TNF inhibitors are among the best-selling drugs worldwide (73). However, the cost of these biologicals is high, with an annual cost per patient of >20,000 USD. Therefore, in addition to the TNF inhibitors already launched, several other biologicals are available, including biosimilars and novel drugs under investigation. For instance, a humanized anti-TNF monoclonal antibody, SSS-07, is currently under investigation in a clinical trial for RA in China [National Clinical Trial (NCT) no. NCT02460393] (74). In addition, the approved biosimilars of infliximab include CT-P13 (66) and SB2 (67); the approved biosimilars of etanercept include GP2015 (68) and SB4 (62); and the approved biosimilars of adalimumab include ABP501, BI695501, GP2017 and SB5 (69). So far, >20 newly developed anti-TNF biologicals were in the pipeline, as well as new indications of the already approved drugs (73).

With research efforts focused on drug development, the dosing of TNF inhibitors may become more practicable and cost-effective in clinical practice and their application may be expanded to immunomodulatory conditions other than the commonly approved indications, e.g., the immune disorder underlying RSA.

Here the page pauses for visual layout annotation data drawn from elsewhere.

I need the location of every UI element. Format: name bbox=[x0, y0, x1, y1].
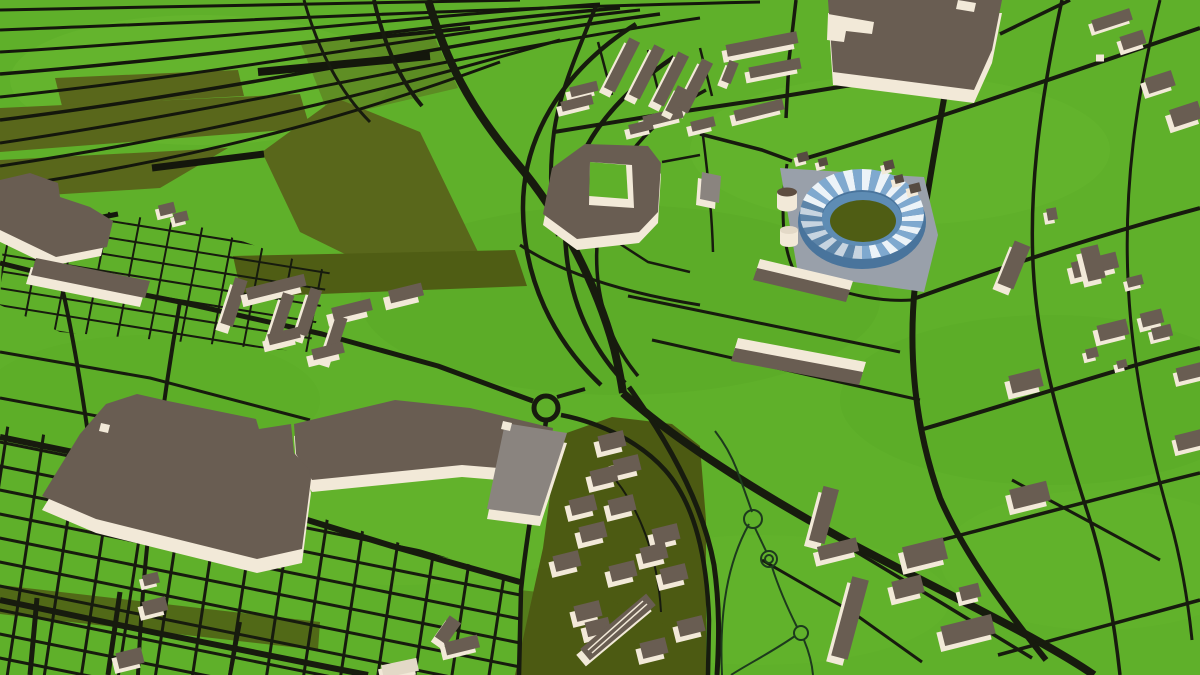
ring-building-courtyard-grass bbox=[589, 162, 628, 199]
building-roof bbox=[700, 172, 721, 203]
stadium-field bbox=[830, 200, 896, 242]
storage-tank bbox=[780, 226, 798, 247]
building-detail bbox=[1096, 55, 1104, 62]
viewport bbox=[0, 0, 1200, 675]
tank-bottom bbox=[780, 239, 798, 247]
tank-top bbox=[777, 188, 797, 197]
building-roof bbox=[1046, 207, 1058, 221]
city-3d-map-render[interactable] bbox=[0, 0, 1200, 675]
tank-top bbox=[780, 226, 798, 234]
stadium[interactable] bbox=[798, 169, 926, 269]
storage-tank bbox=[777, 188, 797, 212]
tank-bottom bbox=[777, 203, 797, 212]
building bbox=[828, 0, 1002, 103]
building bbox=[1096, 55, 1104, 62]
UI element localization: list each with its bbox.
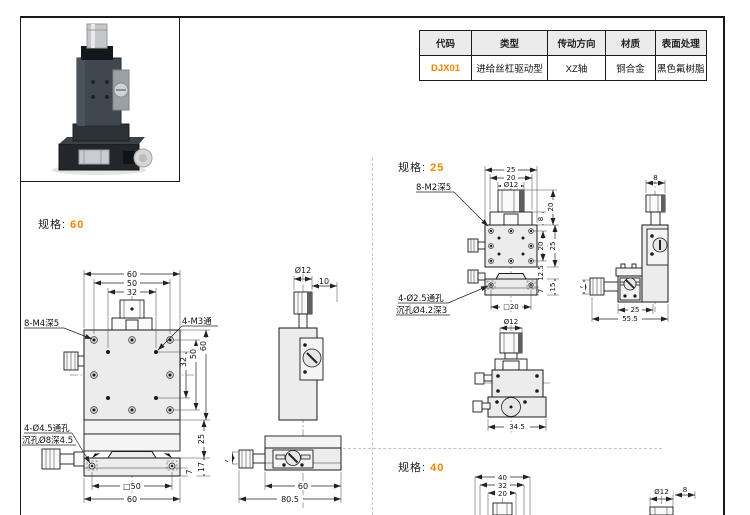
- cell-material: 铜合金: [606, 56, 656, 81]
- spec60-value: 60: [70, 219, 84, 231]
- dim-label: 20: [498, 490, 507, 498]
- dim-label: 25: [507, 166, 516, 174]
- dim-label: 50: [189, 349, 198, 359]
- col-type: 类型: [472, 31, 548, 56]
- dim-label: 25: [631, 306, 640, 314]
- spec25-front2-drawing: Ø12 34.5: [455, 315, 565, 437]
- spec40-value: 40: [430, 462, 444, 474]
- dim-label: 8: [683, 486, 687, 494]
- section-divider-horizontal: [338, 448, 662, 449]
- spec60-side-drawing: Ø12 10 7 60 80.5: [225, 262, 375, 512]
- cell-finish: 黑色氟树脂: [656, 56, 707, 81]
- dim-label: 32: [498, 482, 507, 490]
- dim-label: 60: [127, 270, 137, 279]
- holes8-label: 8-M2深5: [416, 183, 451, 193]
- stage-body: [473, 333, 546, 417]
- col-direction: 传动方向: [548, 31, 606, 56]
- dim-label: 7: [225, 459, 230, 463]
- through-hole-label: 4-Ø4.5通孔: [24, 423, 70, 434]
- cell-code: DJX01: [420, 56, 472, 81]
- front-view-dimensions: 40 32 20: [475, 473, 530, 515]
- dim-label: 25: [549, 242, 557, 251]
- dim-label: 55.5: [622, 315, 638, 322]
- stage-body: [468, 190, 537, 295]
- section-title-spec60: 规格: 60: [38, 216, 84, 232]
- cell-direction: XZ轴: [548, 56, 606, 81]
- dim-label: 60: [199, 341, 208, 351]
- spec25-side-drawing: 8 7 25 55.5: [580, 170, 750, 322]
- dim-label: 50: [127, 279, 137, 288]
- col-material: 材质: [606, 31, 656, 56]
- dim-label: 32: [127, 288, 137, 297]
- section-title-spec40: 规格: 40: [398, 459, 444, 475]
- dim-label: Ø12: [504, 318, 518, 326]
- col-code: 代码: [420, 31, 472, 56]
- dim-label: 25: [197, 434, 206, 444]
- cbore-label: 沉孔Ø4.2深3: [396, 305, 447, 316]
- dim-label: 10: [319, 277, 329, 286]
- side-view-dimensions: Ø12 8: [650, 485, 695, 515]
- dim-label: □20: [503, 303, 519, 311]
- spec-table-data-row: DJX01 进给丝杠驱动型 XZ轴 铜合金 黑色氟树脂: [420, 56, 707, 81]
- dim-label: 7: [185, 469, 194, 474]
- dim-label: Ø12: [504, 181, 518, 189]
- dim-label: 34.5: [509, 423, 525, 431]
- cell-type: 进给丝杠驱动型: [472, 56, 548, 81]
- dim-label: Ø12: [295, 265, 311, 275]
- spec60-front-drawing: 60 50 32 32 50 60 25 17 7 □50: [20, 262, 220, 512]
- spec40-label: 规格:: [398, 462, 426, 474]
- dim-label: 17: [197, 462, 206, 472]
- dim-label: 8: [653, 174, 657, 182]
- dim-label: 40: [498, 474, 507, 482]
- spec25-front-drawing: 25 20 Ø12 20 8 20 25 12.5 15: [390, 160, 590, 320]
- through-hole-label: 4-Ø2.5通孔: [398, 293, 444, 304]
- stage-body: [590, 195, 668, 302]
- holes8-label: 8-M4深5: [24, 319, 59, 329]
- spec40-partial-drawing: 40 32 20 Ø12 8: [455, 465, 735, 515]
- cbore-label: 沉孔Ø8深4.5: [22, 435, 73, 446]
- product-photo-box: [20, 16, 180, 182]
- dim-label: 12.5: [537, 265, 545, 281]
- dim-label: 20: [547, 203, 555, 212]
- stage-body: [239, 292, 341, 470]
- spec-table-header-row: 代码 类型 传动方向 材质 表面处理: [420, 31, 707, 56]
- dim-label: 7: [537, 289, 545, 293]
- dim-label: 8: [537, 217, 545, 221]
- holes4-label: 4-M3通: [182, 316, 212, 327]
- dim-label: 32: [179, 357, 188, 367]
- spec-table: 代码 类型 传动方向 材质 表面处理 DJX01 进给丝杠驱动型 XZ轴 铜合金…: [419, 30, 707, 81]
- dim-label: 15: [549, 283, 557, 292]
- dim-label: □50: [123, 482, 141, 491]
- spec60-label: 规格:: [38, 219, 66, 231]
- dim-label: 20: [537, 242, 545, 251]
- dim-label: 60: [127, 495, 137, 504]
- stage-body: [42, 300, 180, 476]
- col-finish: 表面处理: [656, 31, 707, 56]
- product-photo: [21, 18, 179, 180]
- dim-label: 7: [580, 285, 585, 289]
- dim-label: 80.5: [281, 495, 299, 504]
- dim-label: Ø12: [654, 488, 668, 496]
- dim-label: 60: [298, 482, 308, 491]
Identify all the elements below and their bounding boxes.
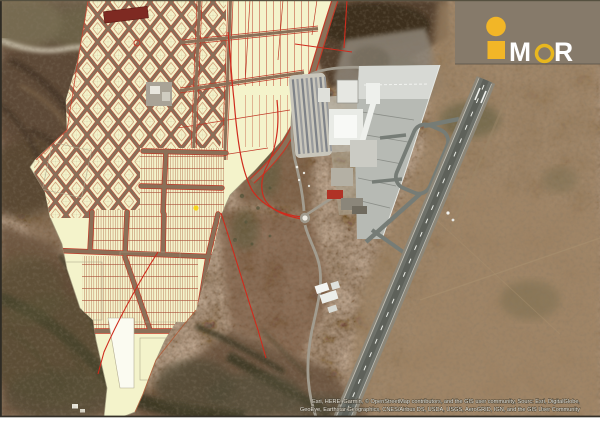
svg-text:GeoEye, Earthstar Geographics,: GeoEye, Earthstar Geographics, CNES/Airb… <box>300 407 580 413</box>
svg-text:Esri, HERE, Garmin, © OpenStre: Esri, HERE, Garmin, © OpenStreetMap cont… <box>312 398 580 405</box>
svg-text:R: R <box>554 37 573 67</box>
svg-text:M: M <box>509 37 531 67</box>
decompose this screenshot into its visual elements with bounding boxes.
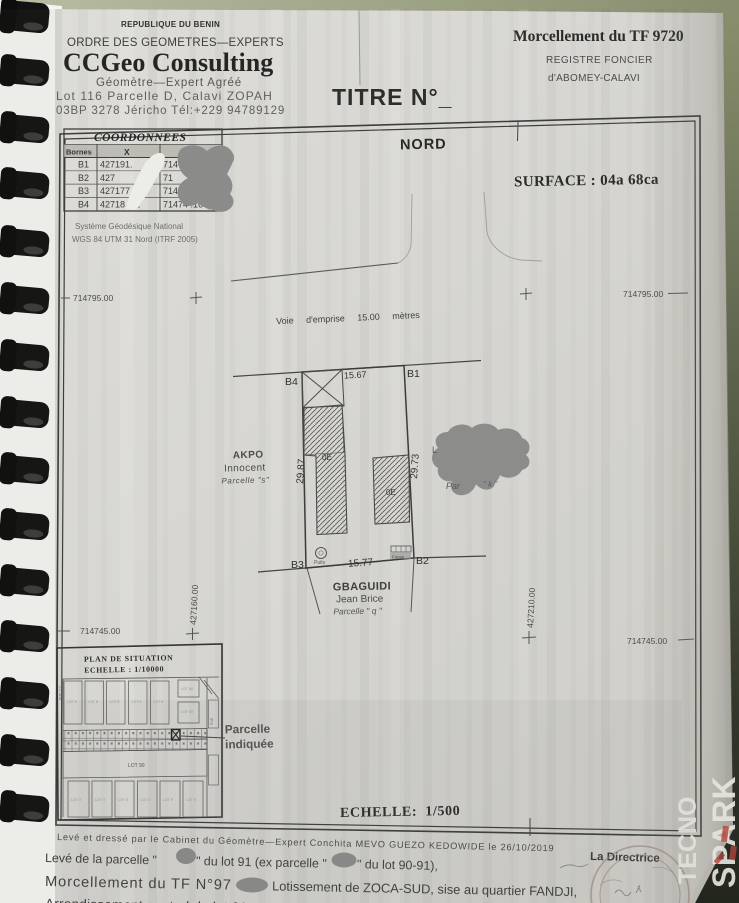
svg-text:TECNO: TECNO [674, 797, 702, 885]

There are currently numerous studies on the application of TNF inhibitors for the treatment of autoimmune and inflammatory diseases. Considering the contribution of immunological disorders to the mechanism underlying RSA, the application of TNF inhibitors in patients with RSA aims to target the immune aspect of this condition. In pre-clinical studies, TNF inhibitors have been indicated to successfully reduce NK cell numbers and Th1-related cytokine levels, which are risk factors for RSA, and clinical attempts have already achieved an improvement in the live birth rate. However, therapies for RSA using TNF inhibitors still lack sufficient supportive data. In addition, the development of TNF inhibitors in the pharmaceutical industry is still growing, which may be promising for the future clinical application of TNF inhibitors in RSA.